Some encouraging news...
STING LIKE A BEE By David Podvin bx0108 : $749 AUD
For Democrats who are exasperated because their party is unwilling to go on the offensive, the following words are manna from heaven:
“George W. Bush is the first president of my lifetime I don’t have an ounce of respect for. I’m going to bash him. My goal is to beat the bejesus out of him.”
With that bold and inspiring pronouncement, consultant Garry South confirmed that he will no longer be guiding the fortunes of California Governor Gray Davis, and that his new vocation is the political destruction of the trespasser in the White House.
It's enough to make you wish cloning were a reality.

Cheney Warns of Downturn if Tax Cuts Stall By Adam Entous
WASHINGTON (Reuters) - Stepping up pressure on the U.S. Congress to act swiftly, Vice President Dick Cheney (news - web sites) said on Friday that failure to pass the administration's new tax cut plan "might well" trigger another economic downturn.
What does this remind me of? Oh yeah...

All hail the era of personal responsibility!
Bush Administration Shifts Blame for N. Korea Crisis Clinton-Era Agreement Signed in '94 With Pyongyang Is Called Flawed
By Karen DeYoung and T.R. Reid Washington Post Staff Writers Sunday, January 12, 2003; Page A22
A senior Bush administration official suggested yesterday that the nuclear crisis with North Korea was the predictable result of a flawed 1994 agreement signed by the Clinton administration with Pyongyang that "frontloaded all the benefits and left the difficult things to the end" -- for the next president.
"I didn't do it! Nobody saw me do it!
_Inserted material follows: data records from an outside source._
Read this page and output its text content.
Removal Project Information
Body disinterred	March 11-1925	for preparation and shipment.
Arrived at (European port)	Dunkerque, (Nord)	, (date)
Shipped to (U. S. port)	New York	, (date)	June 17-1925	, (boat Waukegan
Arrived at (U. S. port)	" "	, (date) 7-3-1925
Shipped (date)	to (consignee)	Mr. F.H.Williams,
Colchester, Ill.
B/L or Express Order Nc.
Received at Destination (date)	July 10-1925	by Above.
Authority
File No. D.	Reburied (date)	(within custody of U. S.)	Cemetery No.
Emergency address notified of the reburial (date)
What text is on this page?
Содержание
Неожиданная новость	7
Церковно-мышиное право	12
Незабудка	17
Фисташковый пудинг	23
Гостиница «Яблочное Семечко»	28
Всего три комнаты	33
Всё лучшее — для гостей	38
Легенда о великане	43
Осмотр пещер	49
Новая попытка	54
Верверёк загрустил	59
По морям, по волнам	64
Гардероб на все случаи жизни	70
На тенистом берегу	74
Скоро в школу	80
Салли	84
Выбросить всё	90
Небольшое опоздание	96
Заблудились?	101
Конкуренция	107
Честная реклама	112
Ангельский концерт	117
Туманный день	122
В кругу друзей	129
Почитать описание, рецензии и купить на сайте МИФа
You can't prove anything!" --Bart Simpson
The comments marked a sharp change of direction from the administration's insistence in recent weeks that only North Korea was to blame for the crisis. As recently as last week, Secretary of State Colin L. Powell said he gave "great credit" to the Clinton administration for freezing North Korea's plutonium enrichment program with the 1994 Agreed Framework.
Haven't people learned by now that there's nothing the Bushies like to do more then undercut Powell? Especially when he starts embarassing his boss? Remember, it was Powell who approved the meeting between the North Koreans and Richardson.

I've been away from the blogosphere for a day so I've been spending the last hour or so catching up. I notice that the air is full off all sorts of articles pointing out all the reasons why Charles Pickering should not be elevated to the appeals court. In fact, the last time I saw such a flurry of evidence of the racial problems of a white Republican it was the Trent Lott affair, and that led to the quick dismissal of Lott. Yet the Pickering story is being pretty much ignored. What's the difference? Well, it doesn't help that, unlike the Lott situation, none of the usual suspects on the right of the blogosphere (Glenn, Andy, etc.) are pretty much silent on these matters. Could it be that it wasn't so much Lott's attitudes that bugged these defenders of the right so much as the fact that he expounded on them so publicly? In other words, racists are accepted in the GOP fold, just so long as they stay in the closet.